At the Atlantic Bar in Arles, Nathalie, the owner, is at the center of attention. Here, people sing, dance and hold on to each other. After the announcement of the sale of the Atlantic Bar, Nathalie and the regulars are faced with the end of their world and the loss of a place, at times harmful, but desperately needed.
"Atlantic bar begins in the pleasure of days that pass, resemble each other and come back. Between pastis, red balloons and coffees, Nathalie and her regulars talk to each other, sing and dance. This kind of place, the regulars' bar, scatters the landscape of French cities and paints a portrait of a part of the population that is familiar to us without knowing it. Fanny Molins captures the emotion that springs up in all its forms in the humanity of the arguments and discussions between the regulars.
By listening to them, one might think that the glory has passed, but it continues to resonate in every sound of a glass shared together, in every song, in the simple fact of sitting at a table on the terrace to smoke a cigarette in a moment of calm. Sadness and nostalgia often replace the glory when we talk about loved ones who left too soon.
Nathalie, the manager, embodies this bar that she runs with her husband Jean Jacques and her son Sandro. But their world is in danger, a testimony to the decline of the local bar that is gradually eroding at the same pace as its characters. To capture their stories, their pasts, their questionings, Fanny Molins offers a change of scenery, she isolates them from the bar to allow a sincere and intimate flow of words to appear. It is this format that reveals the tragic past, the wounds from the street, the abandonment of parents, and the destructive addictions. It also allows Nathalie to speak about her paradoxical relationship with her bar, between the desire to leave this place and the pain of leaving. Deeply political, it becomes the theater of the social injustices that the characters go through and resonate more intimately in the tired gestures and the faces marked by a life of difficulties and Dionysian excesses."

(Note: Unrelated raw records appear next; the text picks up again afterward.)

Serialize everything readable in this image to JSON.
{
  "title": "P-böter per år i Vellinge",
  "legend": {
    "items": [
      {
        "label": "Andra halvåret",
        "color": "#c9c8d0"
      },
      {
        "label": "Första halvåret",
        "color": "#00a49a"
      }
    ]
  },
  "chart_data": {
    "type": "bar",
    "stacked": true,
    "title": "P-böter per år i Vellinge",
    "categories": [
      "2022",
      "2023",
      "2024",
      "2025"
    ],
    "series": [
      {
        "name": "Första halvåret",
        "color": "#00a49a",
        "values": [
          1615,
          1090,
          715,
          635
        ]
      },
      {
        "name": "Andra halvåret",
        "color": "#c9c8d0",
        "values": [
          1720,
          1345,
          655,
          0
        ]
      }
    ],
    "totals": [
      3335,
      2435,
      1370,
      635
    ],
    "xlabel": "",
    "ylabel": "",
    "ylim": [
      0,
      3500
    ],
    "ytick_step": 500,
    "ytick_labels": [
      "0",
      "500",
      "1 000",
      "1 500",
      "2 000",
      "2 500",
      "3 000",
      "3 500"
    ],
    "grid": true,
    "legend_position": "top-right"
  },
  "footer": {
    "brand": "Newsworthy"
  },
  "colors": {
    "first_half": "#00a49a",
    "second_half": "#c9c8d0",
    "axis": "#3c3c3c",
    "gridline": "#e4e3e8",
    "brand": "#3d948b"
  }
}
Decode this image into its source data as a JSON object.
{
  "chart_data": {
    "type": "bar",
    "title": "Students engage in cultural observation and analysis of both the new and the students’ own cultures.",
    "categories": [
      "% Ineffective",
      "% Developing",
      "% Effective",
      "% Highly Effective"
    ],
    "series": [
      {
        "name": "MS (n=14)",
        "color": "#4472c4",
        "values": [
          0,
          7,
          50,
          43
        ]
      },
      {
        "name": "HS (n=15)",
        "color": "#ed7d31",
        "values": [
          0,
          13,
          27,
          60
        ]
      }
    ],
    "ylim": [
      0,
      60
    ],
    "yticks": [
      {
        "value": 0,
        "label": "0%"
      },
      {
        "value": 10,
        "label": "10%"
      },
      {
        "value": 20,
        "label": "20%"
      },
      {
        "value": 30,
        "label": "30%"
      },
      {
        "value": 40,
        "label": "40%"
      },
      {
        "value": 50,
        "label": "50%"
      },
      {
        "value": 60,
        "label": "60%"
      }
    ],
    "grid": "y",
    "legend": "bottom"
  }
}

Antoine Doux - Programmateur
After studying creative writing and scriptwriting at the University of the Arts London, Fanny Molins developed a practice of photography that combines both a documentary approach and staging. Her series Les Musiciens, born during a training at the Rencontres de la Photographie d'Arles and exhibited at the ISO Amsterdam, led her to follow the regulars of the Atlantic bar in Arles for four years, to write L'Atlantic, her first feature-length documentary.